2) Matériel : Plus rien n’existe. Même si le fermier est dans l’obligation de fournir le matériel nécessaire au bon fonctionnement du service, il doit par exemple fournir les listings abonnés, les plans des réseaux, les compteurs, le système d’alarme, de télécommande, les systèmes de sécurité, soit sous forme de papier (complètement dépassé à l’heure actuelle), soit sous forme électronique. Mais c’est à la commune d’acheter les logiciels pour les faire fonctionner (à quel prix ? sachant que ces logiciels sont développés essentiellement pour et par les sociétés des eaux. Tous ces systèmes électroniques de télécommande, d’alarme et de sécurité sont regroupés dans un poste central sous forme d’armoire électronique et comme la SEERC gère plusieurs communes à partir de ces armoires, il faudra donc passer un appel d’offres pour recréer dans les locaux du service municipal ce poste centralisateur.

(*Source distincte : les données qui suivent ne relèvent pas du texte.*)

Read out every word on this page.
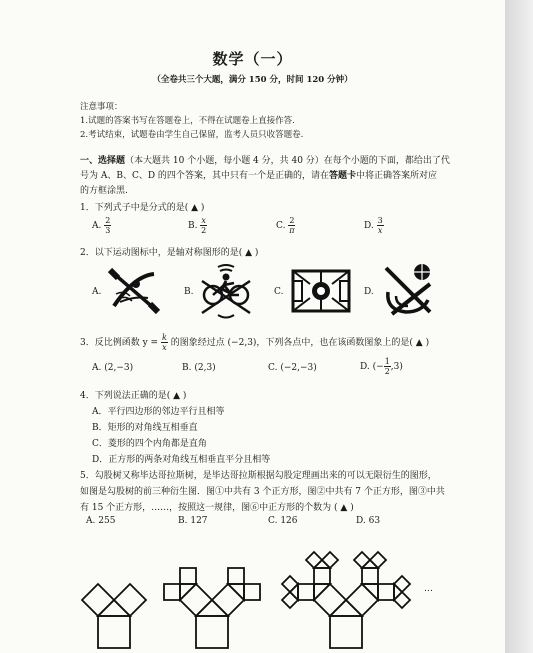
数学（一）
（全卷共三个大题，满分 150 分，时间 120 分钟）
注意事项：
1.试题的答案书写在答题卷上，不得在试题卷上直接作答.
2.考试结束，试题卷由学生自己保留，监考人员只收答题卷.
一、选择题（本大题共 10 个小题，每小题 4 分，共 40 分）在每个小题的下面，都给出了代
号为 A、B、C、D 的四个答案，其中只有一个是正确的，请在答题卡中将正确答案所对应
的方框涂黑.
1．下列式子中是分式的是( ▲ )
A. $\frac{2}{3}$	B. $\frac{x}{2}$	C. $\frac{2}{\pi}$	D. $\frac{3}{x}$
2．以下运动图标中，是轴对称图形的是( ▲ )
A.	B.	C.	D.
3．反比例函数 $y = \frac{k}{x}$ 的图象经过点 (−2,3)，下列各点中，也在该函数图象上的是( ▲ )
A. (2,−3)	B. (2,3)	C. (−2,−3)	D. (− $\frac{1}{2} ,3$)
4．下列说法正确的是( ▲ )
A．平行四边形的邻边平行且相等
B．矩形的对角线互相垂直
C．菱形的四个内角都是直角
D．正方形的两条对角线互相垂直平分且相等
5．勾股树又称毕达哥拉斯树，是毕达哥拉斯根据勾股定理画出来的可以无限衍生的图形，
如图是勾股树的前三种衍生图．图①中共有 3 个正方形，图②中共有 7 个正方形，图③中共
有 15 个正方形，……，按照这一规律，图⑥中正方形的个数为 ( ▲ )
A. 255	B. 127	C. 126	D. 63
…
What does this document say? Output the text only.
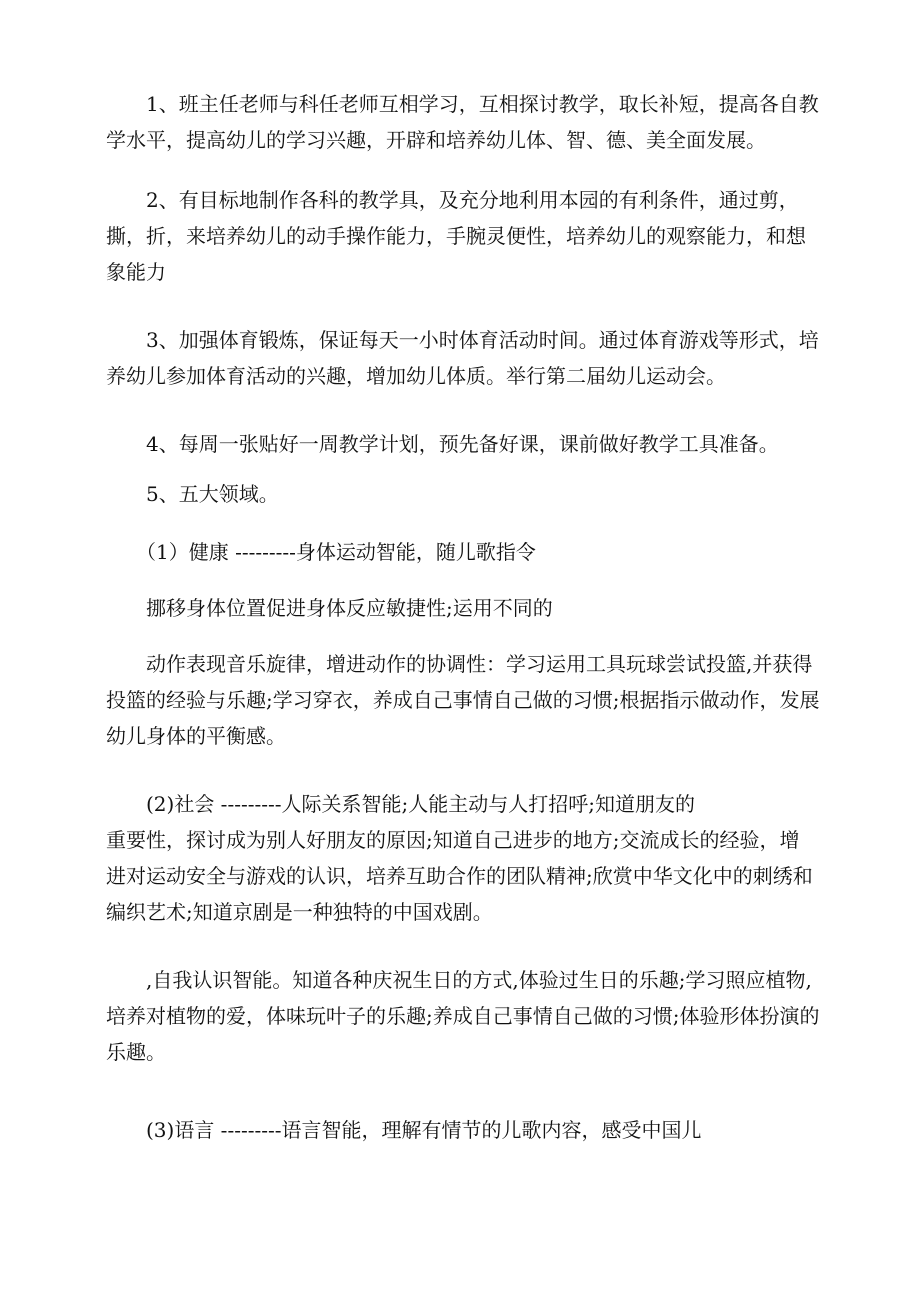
　　1、班主任老师与科任老师互相学习，互相探讨教学，取长补短，提高各自教
学水平，提高幼儿的学习兴趣，开辟和培养幼儿体、智、德、美全面发展。

　　2、有目标地制作各科的教学具，及充分地利用本园的有利条件，通过剪，
撕，折，来培养幼儿的动手操作能力，手腕灵便性，培养幼儿的观察能力，和想
象能力

　　3、加强体育锻炼，保证每天一小时体育活动时间。通过体育游戏等形式，培
养幼儿参加体育活动的兴趣，增加幼儿体质。举行第二届幼儿运动会。

　　4、每周一张贴好一周教学计划，预先备好课，课前做好教学工具准备。

　　5、五大领域。

　　（1）健康 ---------身体运动智能，随儿歌指令

　　挪移身体位置促进身体反应敏捷性;运用不同的

　　动作表现音乐旋律，增进动作的协调性：学习运用工具玩球尝试投篮,并获得
投篮的经验与乐趣;学习穿衣，养成自己事情自己做的习惯;根据指示做动作，发展
幼儿身体的平衡感。

　　(2)社会 ---------人际关系智能;人能主动与人打招呼;知道朋友的
重要性，探讨成为别人好朋友的原因;知道自己进步的地方;交流成长的经验，增
进对运动安全与游戏的认识，培养互助合作的团队精神;欣赏中华文化中的刺绣和
编织艺术;知道京剧是一种独特的中国戏剧。

　　,自我认识智能。知道各种庆祝生日的方式,体验过生日的乐趣;学习照应植物,
培养对植物的爱，体味玩叶子的乐趣;养成自己事情自己做的习惯;体验形体扮演的
乐趣。

　　(3)语言 ---------语言智能，理解有情节的儿歌内容，感受中国儿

3) L’achat d’eau : Notre consommation est actuellement d’environ 5 millions de m3 annuellement (Var Matin du 18 février).
Concernant nos ressources propres et l’idée de remettre en service les captages et la conduite qui amenaient l’eau brute non traitée entre Carnoules et La Seyne (42 kms), depuis 1953, n’est pas réalisable. Ce réseau a fait l’objet de modifications à la suite d’un accord SEERC/Canal de Provence aux environs de 1988 et ne pourra plus être réutilisée pour desservir la Seyne.
Quand aux sources sur lesquelles quelques participants ont mis leurs espoirs, les nouvelles règlementations de protection de ces points de captage, ont obligé à fermer deux ressources propres de la Commune : le puits de Saint Jean et le puits de Berthe (il y a une dizaine d’années).
Désormais, il est impossible d’effectuer un captage en milieu urbain compte tenu de l’impossibilité de créer autour de ces captages un périmètre de protection.
Ne possédant pas de ressources propres, les tarifs d’achat d’eau au Canal de Provence et à Toulon seront déterminants pour la gestion du service.